In ihrem neuen Leben bleibt nur noch Zeit für die Dusche zwischendurch. „Die Mädels“, wie der Polydor-Plattenmanager Rainer Moslener sie nennt, verbringen die Tage jetzt mit Videodrehs, Interviews und Radioauftritten, ehe sie an kreischenden Teenies vorbei zum Aufzug laufen müssen.
Das schlaucht, denn vor Kurzem noch standen sie in beschaulichen Provinzboutiquen an der Kasse, verkauften Pauschalreisen oder schaufelten sich – wie Vanessa – in Unibibliotheken Wissen rein, das irgendwann einmal für einen anständigen Beruf reichen sollte. Und weil sie gut singen konnten, träumten sie alle vom Glamour des Pop.
Vanessa war damals gerade einkaufen, als sie über das Casting zur „Popstar“-Serie auf RTL II stolperte. Sie sang, geriet unter die letzten 30, flog nach Mallorca, wo der Darwinismus der Girlgroup-Findung in die entscheidende Phase ging – und plötzlich war sie ein No Angel. Wie die anderen vier: Mädchen, die sich plötzlich in ihrem eigenen Traum wiederfinden. Und feststellen, dass sie nicht aufwachen, wenn sie sich kneifen, und dass der Traum Arbeit bedeutet und Liegestützen und Muskelkater.
„Viele“, sagt Jessica, „stellen sich vor, dass man nur noch ei-de-dei über die Straße geht.“ Falsch! Doch der Traumberuf Popstar ist nun mal genau das, was die Fünf immer wollten. Auch wenn sie das Wort Privatleben vorerst nicht mehr buchstabieren können.
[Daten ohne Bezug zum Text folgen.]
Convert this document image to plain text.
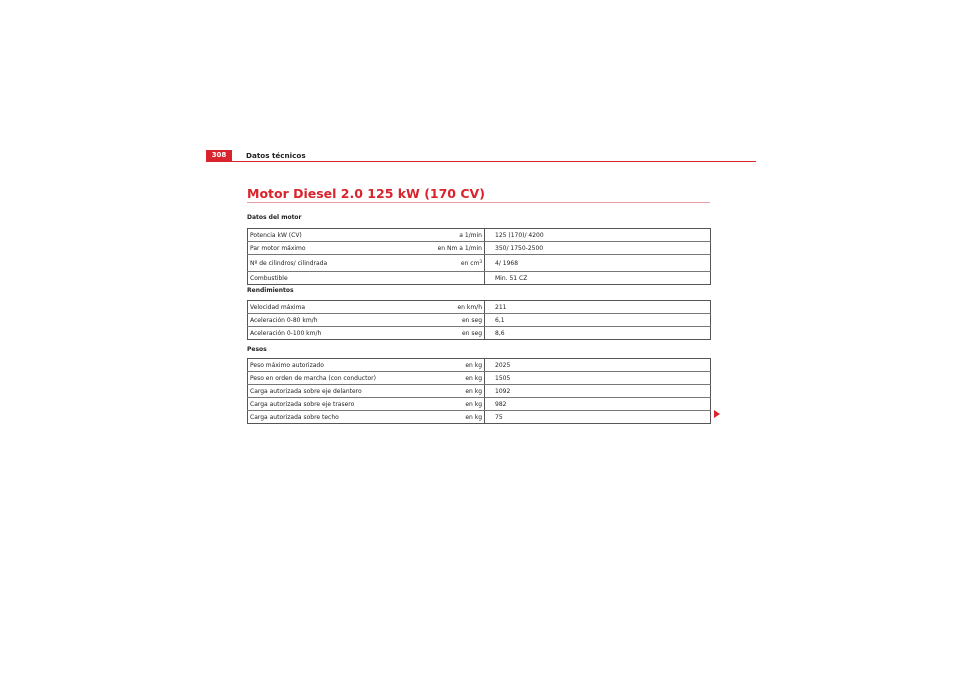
308	Datos técnicos
Motor Diesel 2.0 125 kW (170 CV)
Datos del motor
Potencia kW (CV)	a 1/min	125 (170)/ 4200
Par motor máximo	en Nm a 1/min	350/ 1750-2500
Nº de cilindros/ cilindrada	en $cm^3$	4/ 1968
Combustible		Min. 51 CZ
Rendimientos
Velocidad máxima	en km/h	211
Aceleración 0-80 km/h	en seg	6,1
Aceleración 0-100 km/h	en seg	8,6
Pesos
Peso máximo autorizado	en kg	2025
Peso en orden de marcha (con conductor)	en kg	1505
Carga autorizada sobre eje delantero	en kg	1092
Carga autorizada sobre eje trasero	en kg	982
Carga autorizada sobre techo	en kg	75
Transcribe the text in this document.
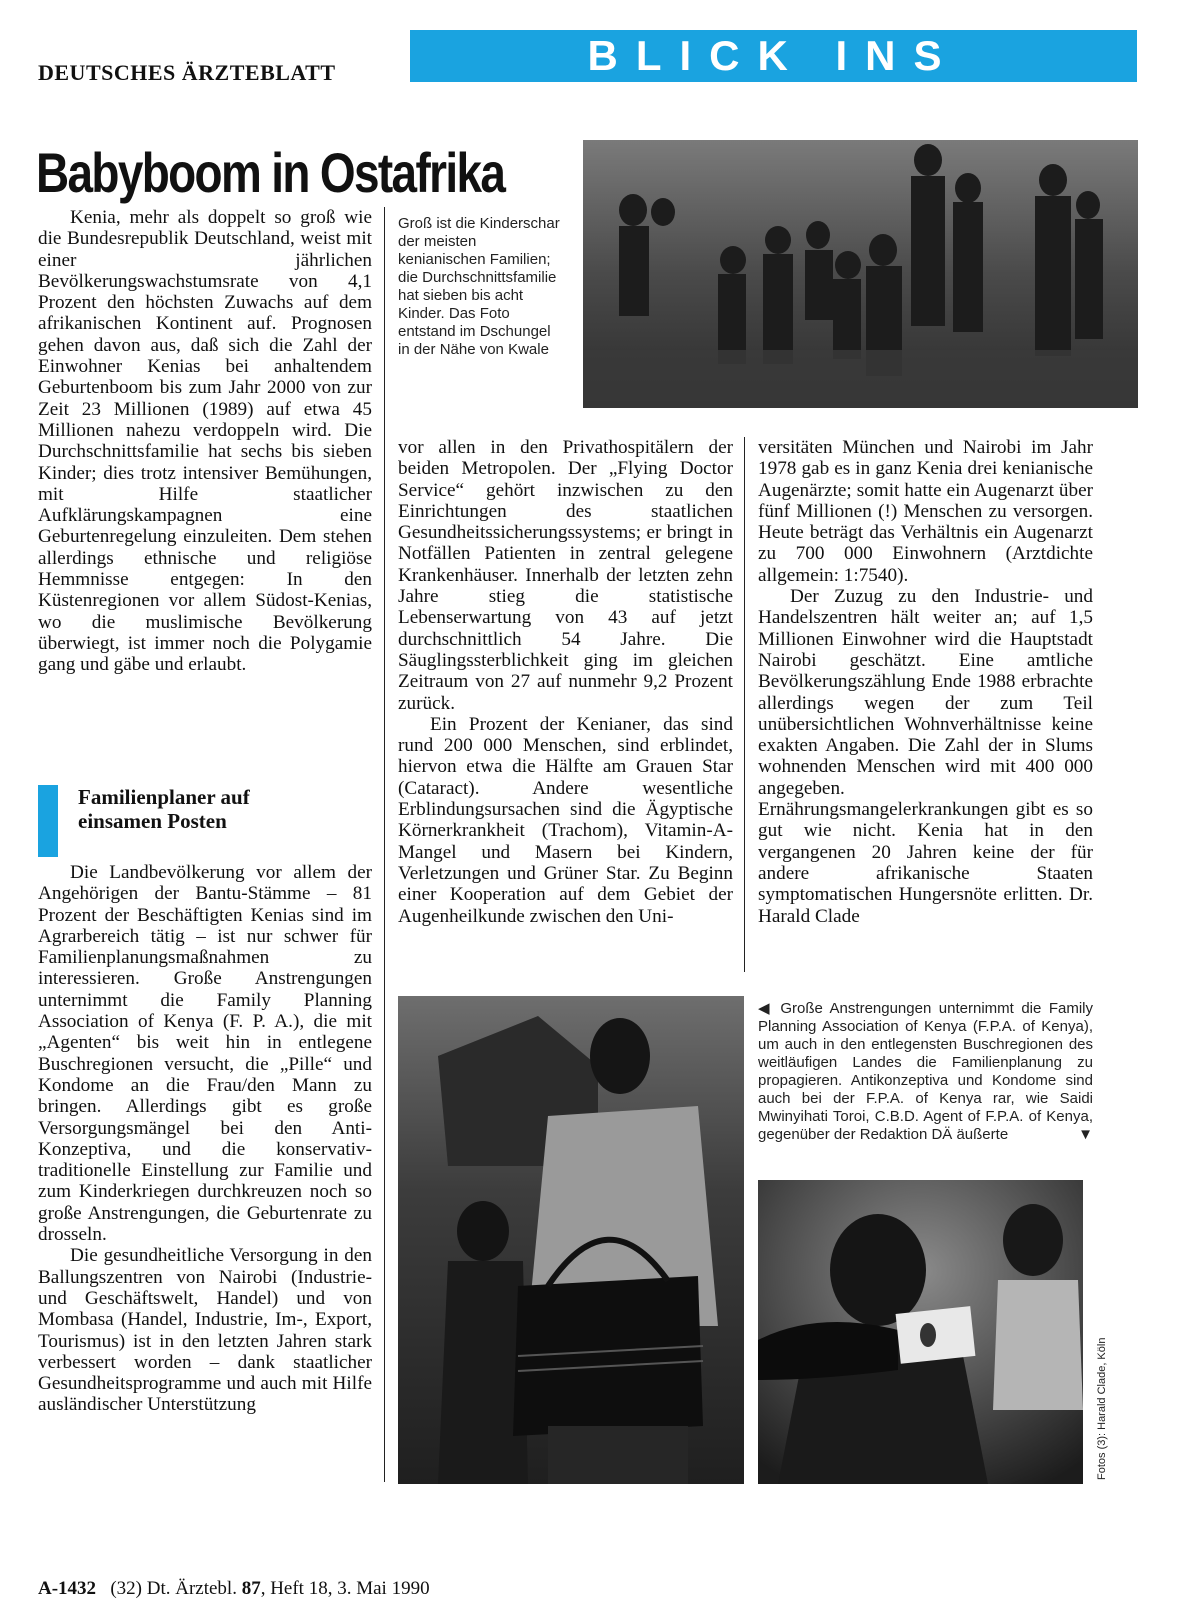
DEUTSCHES ÄRZTEBLATT	BLICK INS AUSLAND
Babyboom in Ostafrika
Groß ist die Kinderschar der meisten kenianischen Familien; die Durchschnittsfamilie hat sieben bis acht Kinder. Das Foto entstand im Dschungel in der Nähe von Kwale

Kenia, mehr als doppelt so groß wie die Bundesrepublik Deutschland, weist mit einer jährlichen Bevölkerungswachstumsrate von 4,1 Prozent den höchsten Zuwachs auf dem afrikanischen Kontinent auf. Prognosen gehen davon aus, daß sich die Zahl der Einwohner Kenias bei anhaltendem Geburtenboom bis zum Jahr 2000 von zur Zeit 23 Millionen (1989) auf etwa 45 Millionen nahezu verdoppeln wird. Die Durchschnittsfamilie hat sechs bis sieben Kinder; dies trotz intensiver Bemühungen, mit Hilfe staatlicher Aufklärungskampagnen eine Geburtenregelung einzuleiten. Dem stehen allerdings ethnische und religiöse Hemmnisse entgegen: In den Küstenregionen vor allem Südost-Kenias, wo die muslimische Bevölkerung überwiegt, ist immer noch die Polygamie gang und gäbe und erlaubt.

Familienplaner auf einsamen Posten

Die Landbevölkerung vor allem der Angehörigen der Bantu-Stämme – 81 Prozent der Beschäftigten Kenias sind im Agrarbereich tätig – ist nur schwer für Familienplanungsmaßnahmen zu interessieren. Große Anstrengungen unternimmt die Family Planning Association of Kenya (F. P. A.), die mit „Agenten“ bis weit hin in entlegene Buschregionen versucht, die „Pille“ und Kondome an die Frau/den Mann zu bringen. Allerdings gibt es große Versorgungsmängel bei den Anti-Konzeptiva, und die konservativ-traditionelle Einstellung zur Familie und zum Kinderkriegen durchkreuzen noch so große Anstrengungen, die Geburtenrate zu drosseln.

Die gesundheitliche Versorgung in den Ballungszentren von Nairobi (Industrie- und Geschäftswelt, Handel) und von Mombasa (Handel, Industrie, Im-, Export, Tourismus) ist in den letzten Jahren stark verbessert worden – dank staatlicher Gesundheitsprogramme und auch mit Hilfe ausländischer Unterstützung

vor allen in den Privathospitälern der beiden Metropolen. Der „Flying Doctor Service“ gehört inzwischen zu den Einrichtungen des staatlichen Gesundheitssicherungssystems; er bringt in Notfällen Patienten in zentral gelegene Krankenhäuser. Innerhalb der letzten zehn Jahre stieg die statistische Lebenserwartung von 43 auf jetzt durchschnittlich 54 Jahre. Die Säuglingssterblichkeit ging im gleichen Zeitraum von 27 auf nunmehr 9,2 Prozent zurück.

Ein Prozent der Kenianer, das sind rund 200 000 Menschen, sind erblindet, hiervon etwa die Hälfte am Grauen Star (Cataract). Andere wesentliche Erblindungsursachen sind die Ägyptische Körnerkrankheit (Trachom), Vitamin-A-Mangel und Masern bei Kindern, Verletzungen und Grüner Star. Zu Beginn einer Kooperation auf dem Gebiet der Augenheilkunde zwischen den Uni-

versitäten München und Nairobi im Jahr 1978 gab es in ganz Kenia drei kenianische Augenärzte; somit hatte ein Augenarzt über fünf Millionen (!) Menschen zu versorgen. Heute beträgt das Verhältnis ein Augenarzt zu 700 000 Einwohnern (Arztdichte allgemein: 1:7540).

Der Zuzug zu den Industrie- und Handelszentren hält weiter an; auf 1,5 Millionen Einwohner wird die Hauptstadt Nairobi geschätzt. Eine amtliche Bevölkerungszählung Ende 1988 erbrachte allerdings wegen der zum Teil unübersichtlichen Wohnverhältnisse keine exakten Angaben. Die Zahl der in Slums wohnenden Menschen wird mit 400 000 angegeben. Ernährungsmangelerkrankungen gibt es so gut wie nicht. Kenia hat in den vergangenen 20 Jahren keine der für andere afrikanische Staaten symptomatischen Hungersnöte erlitten. Dr. Harald Clade

◀ Große Anstrengungen unternimmt die Family Planning Association of Kenya (F.P.A. of Kenya), um auch in den entlegensten Buschregionen des weitläufigen Landes die Familienplanung zu propagieren. Antikonzeptiva und Kondome sind auch bei der F.P.A. of Kenya rar, wie Saidi Mwinyihati Toroi, C.B.D. Agent of F.P.A. of Kenya, gegenüber der Redaktion DÄ äußerte	▼
Fotos (3): Harald Clade, Köln
A-1432 (32) Dt. Ärztebl. 87, Heft 18, 3. Mai 1990
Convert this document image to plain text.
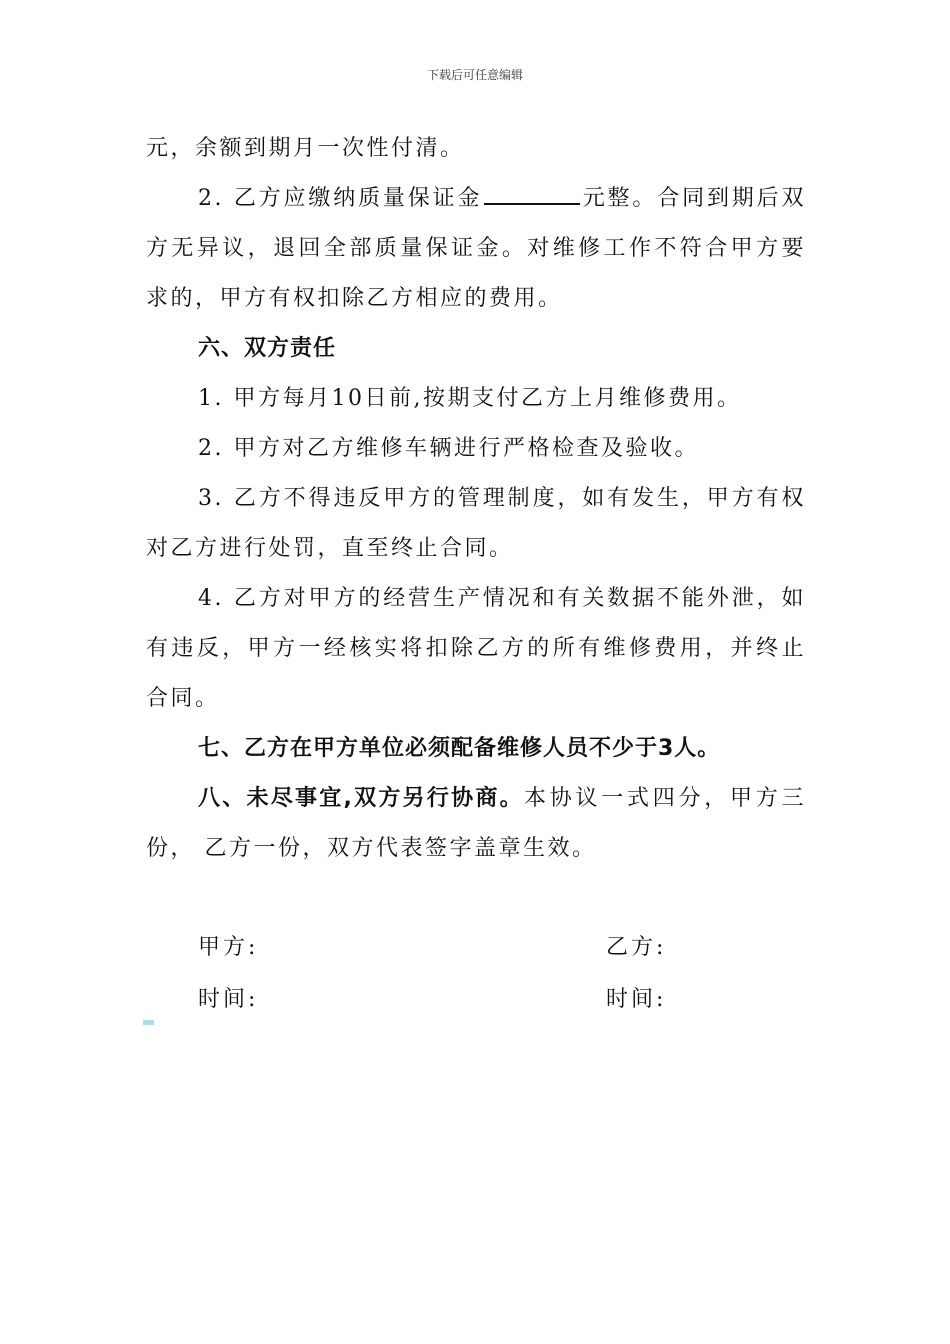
下载后可任意编辑

元，余额到期月一次性付清。

2. 乙方应缴纳质量保证金	元整。合同到期后双方无异议，退回全部质量保证金。对维修工作不符合甲方要求的，甲方有权扣除乙方相应的费用。

六、双方责任

1. 甲方每月10日前,按期支付乙方上月维修费用。

2. 甲方对乙方维修车辆进行严格检查及验收。

3. 乙方不得违反甲方的管理制度，如有发生，甲方有权对乙方进行处罚，直至终止合同。

4. 乙方对甲方的经营生产情况和有关数据不能外泄，如有违反，甲方一经核实将扣除乙方的所有维修费用，并终止合同。

七、乙方在甲方单位必须配备维修人员不少于3人。

八、未尽事宜,双方另行协商。本协议一式四分，甲方三份， 乙方一份，双方代表签字盖章生效。

甲方:	乙方:
时间:	时间:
Lucy, mit ihren feuerroten Haaren der Kobold der Band, zuckt die Schultern und lächelt fatalistisch. „Wir haben uns ja dafür entschieden“, sagt sie. „Und wenn es weiter so gut läuft wie bisher, können wir uns eines Tages ein schönes Leben leisten – und zwar eins mit Privatleben.“
Eine Marketingkombi aus Dokusoap und Singlehit war der Pusch, weitergehen muss es jetzt ohne Fernsehschub. „Die Serie war eine tolle Plattform“, sagt Sandy, die quicke Quotenblonde der Band. „Aber die letzte Folge ist gelaufen, und jetzt gibt es nur noch die No Angels. Wir müssen jetzt da durch, wir müssen uns beweisen.“ Die Träume vom Traumjob, die sich so unfassbar schnell erfüllten, sie gehen jedenfalls weiter. Jessica hat leuchtende Augen: „Wir können eine eigenständige Gruppe werden, die alles beeinflussen kann: die Musik, die Texte. Genial!“
„Ja“, pflichtet Lucy bei, „das ist sogar erwünscht!“ Sie wird bald 25, sie ist Mitglied einer Retortenband und glaubt, ihre Kreativität sei erwünscht. Und der alte Branchenhase Rainer Moslener sitzt am Tisch und sagt dazu lieber nichts. Er mag die „Mädels“, wirklich. Nach und nach wird er ihnen alles beibringen über die Haifischbranche Popbiz. Und zwar so schonend wie möglich.